*Escrito em 19/05/2014
Eu levo uma vida complicada.
Dessas do tipo que precisa ser constantemente refletida, desesperadamente
sentida, incomensuravelmente significativa e, por que não?, irremediavelmente
escrita. Capítulo por capítulo, vírgula por vírgula e amor por amor. Uma vida
com complicações difíceis de serem explicadas, do tipo que acaba quase sempre
sendo omitida ou justificada ridiculamente quando encontro alguém na rua que
não vejo faz tempo, e que me pergunta se está tudo bem. Eu não me lembro mais
de quando foi exatamente que eu decidi deixar essa vida complicada um pouco
mais autêntica, na esperança de que isso talvez facilitasse as coisas, e passei
a ser dolorosamente sincero com as minhas respostas.
- Tudo bem?
- Não.
- Por que?
- Ah, é complicado...
Eu também não me lembro ao
certo de quando foi exatamente que eu abandonei este instinto de justificar
constantemente minha condição sine qua
non de levar uma vida complicada. Talvez tenha sido quando eu finalmente me
convenci de que esse tipo de conversa geralmente partia de alguém que não
participa muito ativamente da minha vida, e que perguntou como ela está por
mero impulso. Claro que é uma generalização banal, motivada pelo meu
descontentamento crescente com a complicação que exala dos meus olhos
Machadianos de ressaca, e que apesar dos pesares, algumas pessoas talvez
queiram mesmo saber como eu estou. Mas o que acontece agora não dá muita brecha
para estas pobres vítimas do meu pragmatismo engatilhado.
- Tudo bem?
- Não.
- Por que?
- Ah... Porque não.
Você não quer saber. Eu tenho
certeza disso. E eu não quero contar. Sabe por que? Porque é complicado. E
pessoas não gostam de coisas complicadas. Coisas complicadas causam caretas,
ranger de dentes, constrangimento e, vez por outras, indignação de ambas as partes.

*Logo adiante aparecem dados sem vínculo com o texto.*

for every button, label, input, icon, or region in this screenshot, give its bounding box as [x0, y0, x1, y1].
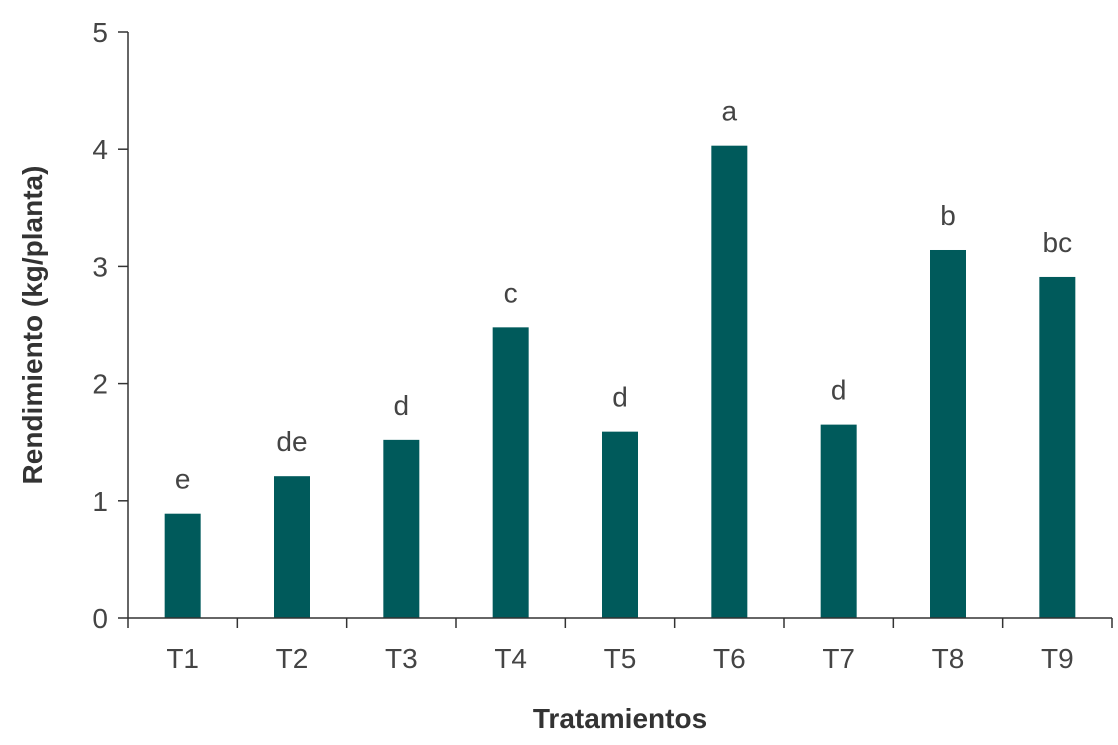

Da pessoa que está desabafando os desdobramentos infinitos da sua existência
complexa que descobre que seus problemas parecem ainda maiores em voz alta, e
da pessoa que está ouvindo e que se arrependeu de ter perguntado sem pensar no
que diria caso a resposta fosse “não”.
Engraçado como a gente nunca sabe bem o que dizer para alguém que diz “não” a
algo tão simples como isso. Mas eu não gosto de mentir. Pode não ajudar muita
coisa no contexto da complicação da minha vida, mas pelo menos não adiciona
nenhum peso adicional por querer fingir que “sim, a vida vai bem”, acompanhado por um interesse igualmente vazio
pela sua vida também.
Felizmente eu tenho pessoas na
minha vida que aceitam toda a minha complicação, e ainda a convidam para sair e
tomar alguma coisa nos finais de semana. Eles podem não estar lendo isto, ou
sequer leem algum capítulo que escrevo aqui, mas estão constantemente comigo de
algum jeito. Atravessando a complicação com toda a coragem e determinação que
conseguem reunir, só para não me deixarem sozinho. E eu entendo porque eles
fazem isso. As vidas deles são complicadas também. A de todo mundo é, Igor. O
que faz os seus problemas serem maiores do que os das outras pessoas? Eu não
sei. Talvez porque eles são meus...
***
Talvez as melhores pessoas
sejam mesmo complicadas, que levam vidas difíceis recheadas de problemas
esquemáticos e obstáculos infinitos. Talvez aquela noção de que existem pessoas
simples por aí com vidas pacatas, cujos maiores problemas são os complexos de
ócio criativo que inventam seja apenas um mito. Eu posso não ter uma vida
fácil, ou particularmente rica, ou até mesmo vagamente linear, mas sempre tenho
assunto para puxar conversa na mesa do bar. Se faz tempo que a gente não
conversa, e você me perguntar como eu estou, e estiver disposto a enfrentar meu
sarcasmo inicial, pode ter certeza que ouvirá muitas histórias. E você vai rir.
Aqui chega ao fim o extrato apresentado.